In a post on the chain’s website, Whole Foods called regenerative agriculture the number one food trend of 2020.

Read the article here.

“Farmers, producers, academics, government agencies, retailers and more are taking a closer look at how to use land and animal management practices to improve soil health and sequester carbon,” the Whole Foods said in the post. “While the term “regenerative agriculture” can have many definitions, in general it describes farming and grazing practices that restore degraded soil, improve biodiversity and increase carbon capture to create long-lasting environmental benefits, such as positively impacting climate change.
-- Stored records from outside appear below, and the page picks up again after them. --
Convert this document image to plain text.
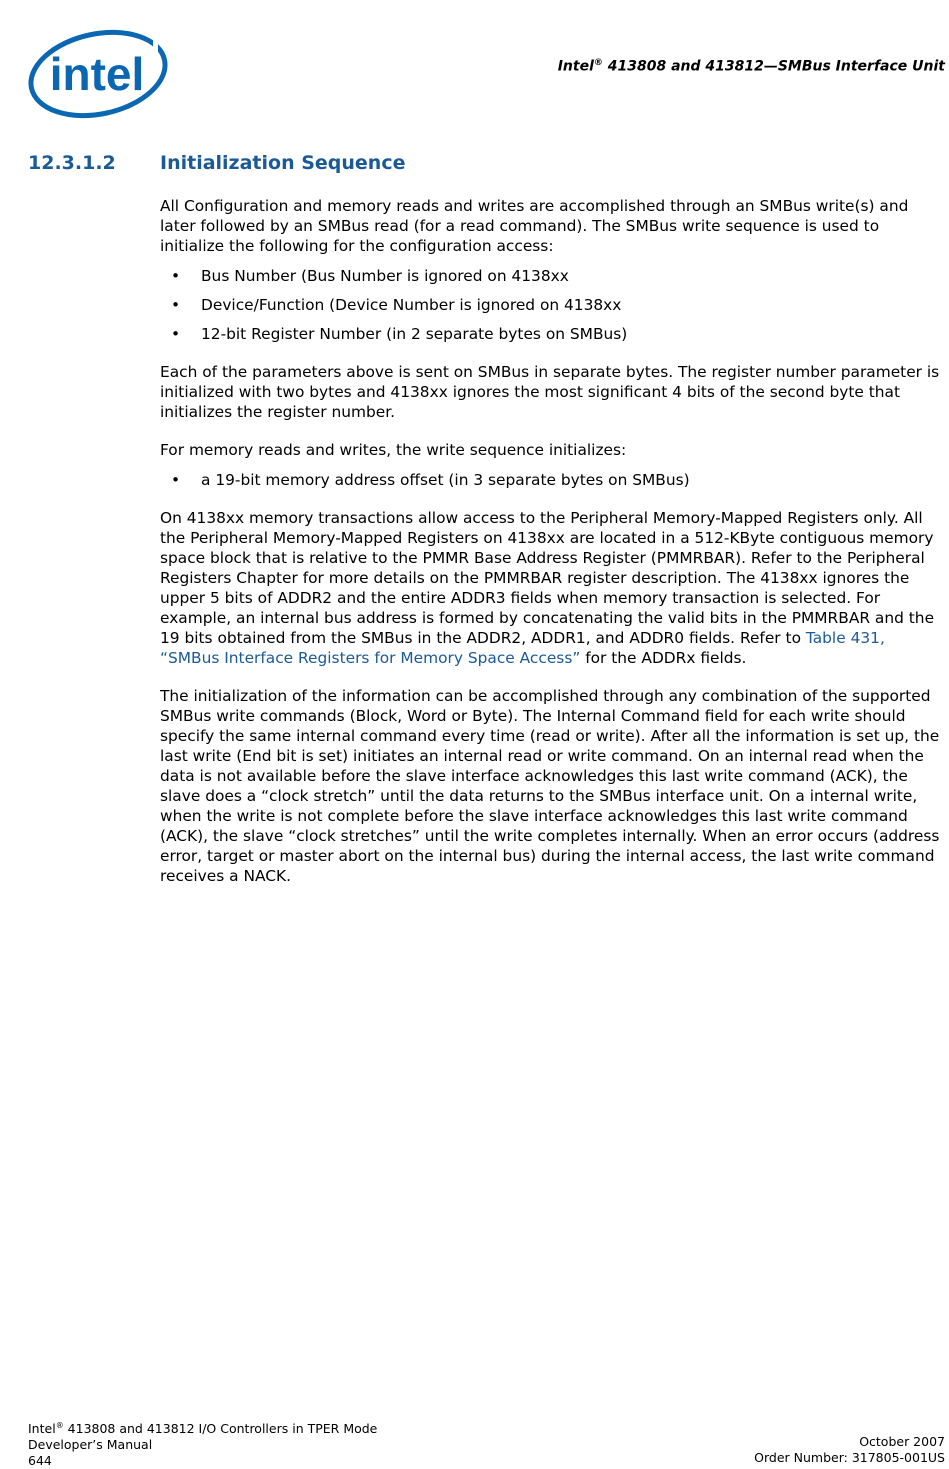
intel	Intel® 413808 and 413812—SMBus Interface Unit
12.3.1.2 Initialization Sequence

All Configuration and memory reads and writes are accomplished through an SMBus write(s) and later followed by an SMBus read (for a read command). The SMBus write sequence is used to initialize the following for the configuration access:

• Bus Number (Bus Number is ignored on 4138xx
• Device/Function (Device Number is ignored on 4138xx
• 12-bit Register Number (in 2 separate bytes on SMBus)

Each of the parameters above is sent on SMBus in separate bytes. The register number parameter is initialized with two bytes and 4138xx ignores the most significant 4 bits of the second byte that initializes the register number.

For memory reads and writes, the write sequence initializes:

• a 19-bit memory address offset (in 3 separate bytes on SMBus)

On 4138xx memory transactions allow access to the Peripheral Memory-Mapped Registers only. All the Peripheral Memory-Mapped Registers on 4138xx are located in a 512-KByte contiguous memory space block that is relative to the PMMR Base Address Register (PMMRBAR). Refer to the Peripheral Registers Chapter for more details on the PMMRBAR register description. The 4138xx ignores the upper 5 bits of ADDR2 and the entire ADDR3 fields when memory transaction is selected. For example, an internal bus address is formed by concatenating the valid bits in the PMMRBAR and the 19 bits obtained from the SMBus in the ADDR2, ADDR1, and ADDR0 fields. Refer to Table 431, “SMBus Interface Registers for Memory Space Access” for the ADDRx fields.

The initialization of the information can be accomplished through any combination of the supported SMBus write commands (Block, Word or Byte). The Internal Command field for each write should specify the same internal command every time (read or write). After all the information is set up, the last write (End bit is set) initiates an internal read or write command. On an internal read when the data is not available before the slave interface acknowledges this last write command (ACK), the slave does a “clock stretch” until the data returns to the SMBus interface unit. On a internal write, when the write is not complete before the slave interface acknowledges this last write command (ACK), the slave “clock stretches” until the write completes internally. When an error occurs (address error, target or master abort on the internal bus) during the internal access, the last write command receives a NACK.

Intel® 413808 and 413812 I/O Controllers in TPER Mode
Developer’s Manual
644
October 2007
Order Number: 317805-001US
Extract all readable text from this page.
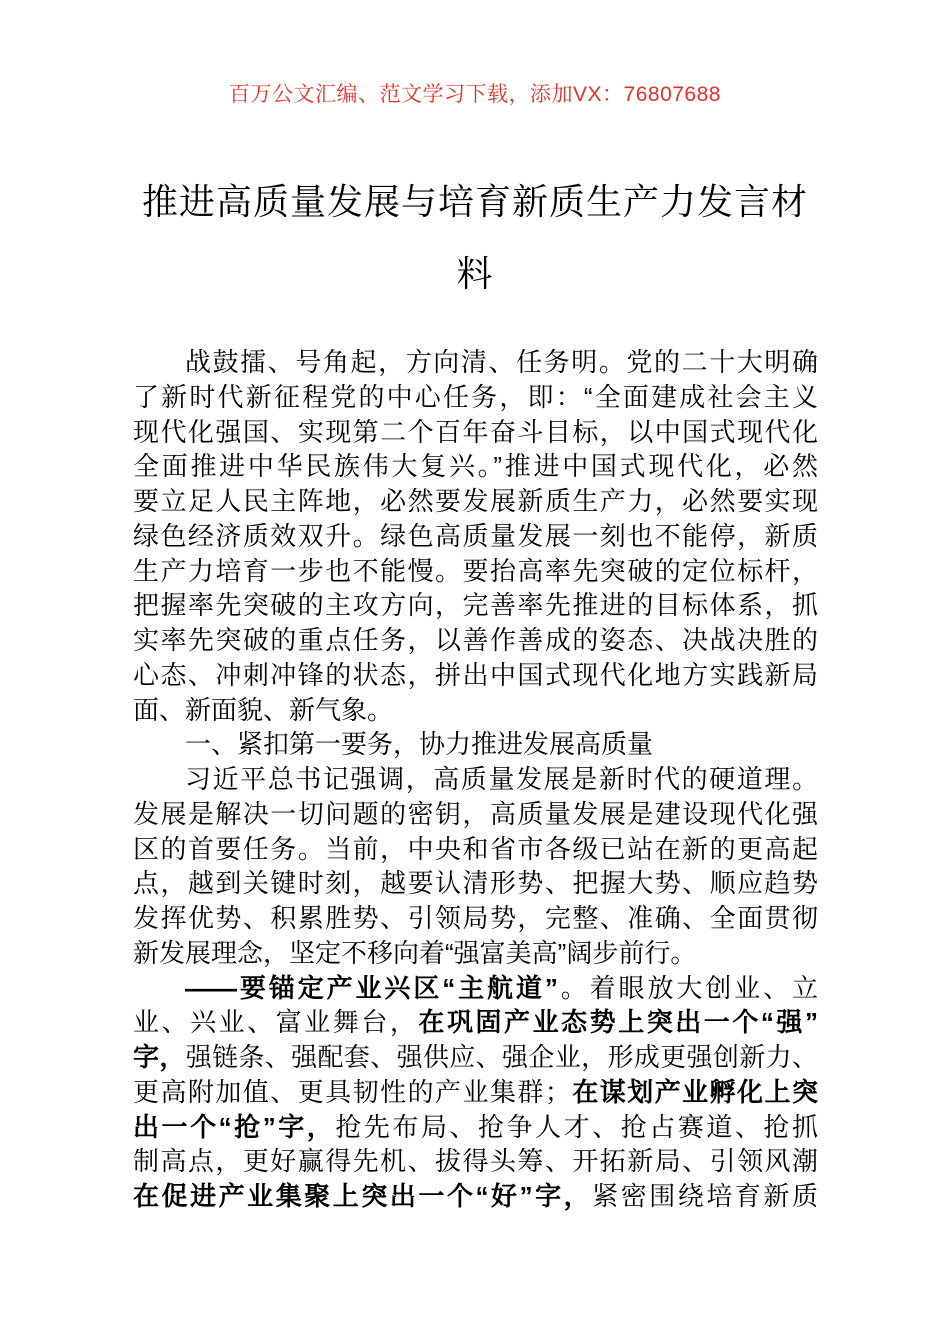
百万公文汇编、范文学习下载，添加VX：76807688
推进高质量发展与培育新质生产力发言材
料
战鼓擂、号角起，方向清、任务明。党的二十大明确
了新时代新征程党的中心任务，即：“全面建成社会主义
现代化强国、实现第二个百年奋斗目标，以中国式现代化
全面推进中华民族伟大复兴。”推进中国式现代化，必然
要立足人民主阵地，必然要发展新质生产力，必然要实现
绿色经济质效双升。绿色高质量发展一刻也不能停，新质
生产力培育一步也不能慢。要抬高率先突破的定位标杆，
把握率先突破的主攻方向，完善率先推进的目标体系，抓
实率先突破的重点任务，以善作善成的姿态、决战决胜的
心态、冲刺冲锋的状态，拼出中国式现代化地方实践新局
面、新面貌、新气象。
一、紧扣第一要务，协力推进发展高质量
习近平总书记强调，高质量发展是新时代的硬道理。
发展是解决一切问题的密钥，高质量发展是建设现代化强
区的首要任务。当前，中央和省市各级已站在新的更高起
点，越到关键时刻，越要认清形势、把握大势、顺应趋势
发挥优势、积累胜势、引领局势，完整、准确、全面贯彻
新发展理念，坚定不移向着“强富美高”阔步前行。
——要锚定产业兴区“主航道”。着眼放大创业、立
业、兴业、富业舞台，在巩固产业态势上突出一个“强”
字，强链条、强配套、强供应、强企业，形成更强创新力、
更高附加值、更具韧性的产业集群；在谋划产业孵化上突
出一个“抢”字，抢先布局、抢争人才、抢占赛道、抢抓
制高点，更好赢得先机、拔得头筹、开拓新局、引领风潮
在促进产业集聚上突出一个“好”字，紧密围绕培育新质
You can help by seeking out brands that support regenerative practices.”

Dole Food Com. has a goal to achieve net zero carbon emissions at the farm-level from Dole-managed operations by 2030, and to reduce emissions from shipping by 30% by 2030 compared with 2015 levels.

British retailer Asda has committed to generating zero carbon emissions by 2040, reducing waste by 50% and having a net regenerative impact on nature no later than 2050, according to the company.

General Mills has a commitment to advance regenerative agriculture practices on one million acres of farmland by 2030.

In September, Walmart president and CEO Doug McMillon said the company and the Walmart Foundation is committing to help protect, manage or restore at least 50 million acres of land and one million square miles of ocean by 2030.

Walmart has increased its commitment to sustainability over the past 15 years and that track record continues to grow, according to Anabella de Freeman, the company’s senior manager for sustainable produce.

De Freeman spoke about Walmart’s recent commitment to being a regenerative company and other sustainability initiatives at The Packer’s West Coast Produce Expo.

Being a regenerative company means “de-carbonizing” operations and eliminating waste along the supply chain, she said.

“It means encouraging the adoption of regenerative practices in agriculture, forest management and fisheries, while advancing prosperity and equity for customers, associates and people across our supply chains,” she said. “Working with our suppliers and customers, NGOs and others, we hope to play a part in transforming the world’s supply chains to be more regenerative.”

The produce industry can adopt regenerative practices by shifting to more renewable energy sources to power facilities, adopting regenerative agriculture practices, diverting waste from landfills and using more sustainable packaging, she said.

Examples of sustainable packaging, she said, include eliminating plastic when it is not needed, making packaging recyclable and manufacturing packaging with recycled content.

Setting ambitious goals to reduce greenhouse gas emissions and reporting that progress is another way produce suppliers can show their commitment, she said, along with cutting food waste.

Reducing greenhouse gases is critical, but De Freeman also said that sustainable packaging measures and taking care of people also are very important.

“We are strong supporters of the Ethical Charter on Responsible Labor Practices, and a lot of our suppliers are starting to publicly endorse the charter,” she said. “Working towards responsible labor practices is a very important part of sustainability as well.”

De Freeman said much work remains to be done, but the goal is worth it.

“In the journey from now on until 2040, there’s a lot to do and I think we are really going to be making changes, not just for (this generation), but for generations to come.”

Alison Edwards, director of Stewardship Index for Specialty Crops, said that regenerative agriculture is, on one level, a renaming of sustainability. Many growers have been working towards the health of their farms for years, she said. 

At another level, “regenerative” goes beyond sustainability in the sense it seeks to build on the health of the environment and land.

In the end, all sectors of the supply chain need to measure their progress, Edwards said.

Growers need some measurements in order to understand if they’re actually making strides, and that data needs to be shown as a way to back up any claims, she said.